TV FICTION PACKAGE: A veteran producer learns from one of his teen contestants. 2,442 words. Illustration by John Donald Carlucci.
People have a lot of questions for me lately. How did I come to fire the most powerful law firm in Hollywood? Tear up the contract that governs how most reality competition shows do business? Lose the potential breakout star of my TV singer-songwriter contest Troubador?
The last one is the easiest to explain: Why didn’t I sue Brady James when he gave me and my series the finger and walked away?
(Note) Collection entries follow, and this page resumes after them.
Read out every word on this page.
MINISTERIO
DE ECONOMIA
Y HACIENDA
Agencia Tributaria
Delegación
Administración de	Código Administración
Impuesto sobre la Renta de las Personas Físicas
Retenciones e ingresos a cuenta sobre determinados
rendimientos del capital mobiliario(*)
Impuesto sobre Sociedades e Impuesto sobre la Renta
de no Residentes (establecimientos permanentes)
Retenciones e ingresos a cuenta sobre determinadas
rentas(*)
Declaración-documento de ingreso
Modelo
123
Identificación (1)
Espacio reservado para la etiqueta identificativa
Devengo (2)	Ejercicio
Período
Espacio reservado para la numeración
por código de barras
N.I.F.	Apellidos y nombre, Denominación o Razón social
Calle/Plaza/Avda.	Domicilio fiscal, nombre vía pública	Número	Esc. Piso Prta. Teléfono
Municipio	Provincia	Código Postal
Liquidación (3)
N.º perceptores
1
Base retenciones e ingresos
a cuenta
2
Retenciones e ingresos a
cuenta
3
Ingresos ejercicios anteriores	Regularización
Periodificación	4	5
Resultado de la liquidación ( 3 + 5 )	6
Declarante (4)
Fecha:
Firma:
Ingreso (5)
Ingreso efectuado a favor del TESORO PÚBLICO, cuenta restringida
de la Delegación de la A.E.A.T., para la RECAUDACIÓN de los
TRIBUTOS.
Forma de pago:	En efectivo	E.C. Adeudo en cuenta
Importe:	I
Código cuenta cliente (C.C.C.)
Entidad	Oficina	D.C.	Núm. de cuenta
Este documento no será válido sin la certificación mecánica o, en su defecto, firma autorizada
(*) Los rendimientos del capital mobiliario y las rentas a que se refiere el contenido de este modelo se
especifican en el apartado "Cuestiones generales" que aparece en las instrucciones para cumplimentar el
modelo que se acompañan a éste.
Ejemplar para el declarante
He didn’t have a contract.
It started with me watching Crystal Bowersox on season nine of American Idol and thinking — that girl writes her own songs so let’s hear some of them. The idea took shape with Phil Phillips and this latest kid Mackenzie Bourg. I quickly realized a new show could put everything I loved together in one package. I love music. I love songwriters. And as I’ve proved during a thirty-year career working with all four networks and a couple of cable newbies, I love TV. So why not air a performance contest for singer-songwriters? Forget LaPortia Renae standing up there in the laser show belting out some old Mary J. Blige number. My vision was 1974’s Joni Mitchell standing up with a guitar, no light show or pyrotechnics, and simply singing Big Yellow Taxi. Or Bob Marley performing No Woman No Cry for the first time on my stage. Or – why not, shoot for the stars, Danny! – Bob Dylan, scruffy and unknown, knocking the world on its ass with Mr. Tambourine Man. You’re telling me the world ran out of Joni Mitchells and Bob Marleys and Bob Dylans? Seriously?
Then check out Brady James. I knew he was the genuine article at the first Troubadour audition. And it was a big relief, let me tell you.